Santa Clara, oder: Der Gastgeber, bei dem Bruno immer zweimal hinschaut
Die These
Die USA sind klar besser — aber Bruno schaut bei diesem Gastgeber immer zweimal hin, auf den Rasen und daneben.
Der Faktenkasten
Die Lage
Die USA haben ihren Job in der Gruppe erledigt — zwei Siege, dann ein 2:3 gegen die Türkei, als längst alles entschieden war. Pochettino hat einen tiefen Kader, Pulisic ist der Unterschiedsspieler, auch wenn die Wade zwickt. Bosnien dagegen hängt an einem einzigen Faden, und der ist vierzig Jahre alt: Edin Džeko, der seit Jahren totgesagt wird und immer noch trifft. Eine Mannschaft, die sich als bester Dritter durchgezittert hat, gegen einen Gastgeber mit frischen Beinen — der Röntgenblick sieht hier wenig Spannung auf dem Platz.

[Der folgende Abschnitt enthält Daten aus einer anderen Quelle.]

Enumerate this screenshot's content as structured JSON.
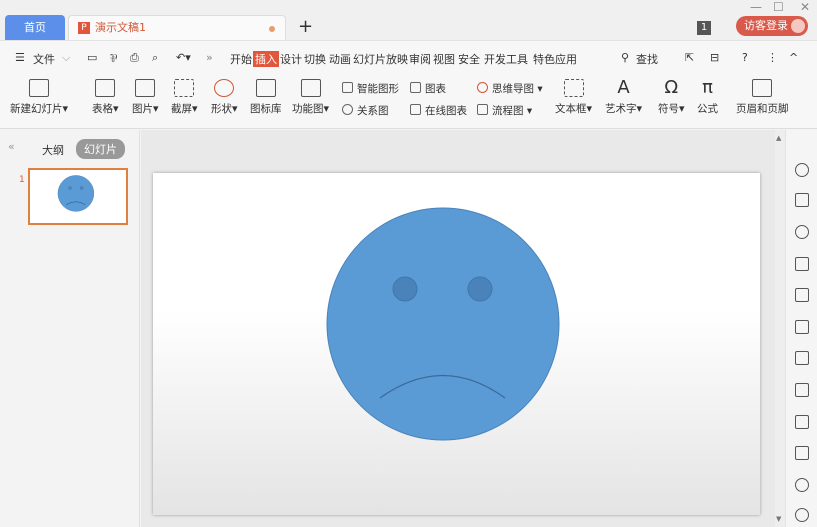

Aber ich erinnere mich an die Türkei. Ich habe im letzten Gruppenspiel auf die USA getippt, und ein totgesagtes Team hat sie geschlagen. Favoriten, die ihren Job für erledigt halten, sind eine eigene Gefahrenklasse. Diesmal geht es ums Weiterkommen, nicht um Statistik — ich erwarte ein konzentriertes US-Team. Aber ich behalte Džeko im Auge. Vierzigjährige mit nichts zu verlieren haben schon Größeres gekippt.
Abseits des Platzes
Und jetzt der Teil, den ich bei diesem Gastgeber nicht runterschlucke. Eine Weltmeisterschaft ist das Fest der Offenen — alle kommen, alle dürfen, alle feiern. Und ausgerechnet das Land, das gerade Mauern höher zieht, Einreisen verschärft und „America First” zur Staatsräson macht, richtet das größte Völkerfest des Planeten aus. Das ist die Grundironie, die mich dieses Turnier nicht loslässt: Auf dem Rasen umarmen sich die Nationen, an der Grenze davor werden sie abgewiesen. Ich habe nichts gegen die US-Mannschaft — die kann nichts für ihre Regierung, und ein paar dieser Jungs sind mir sogar ans Herz gewachsen. Aber ich werde nicht so tun, als sei der Austragungsort neutral. Er ist es nicht. …so, jetzt hol ich mir ein Bier, bevor ich mich wirklich aufrege.
Was die Welt erwartet
Sieben von zehn sehen die USA, kaum jeder Neunte Bosnien — der Markt rechnet mit Heimmacht und Klasse. Ich gehe mit, diesmal ohne Trotz: Im K.o. ist dieses US-Team wach, und Bosnien hat außer Džeko zu wenig, um es zu kippen.
Brunos Ansage
Der Gastgeber bleibt diesmal konzentriert. USA gewinnen 2:0.
Sollte Džeko mit vierzig diesen Gastgeber aus dem eigenen Turnier werfen, wäre das eine Pointe, die selbst ich ihm gönnen würde. Aber ich rechne nicht damit. Heute nicht.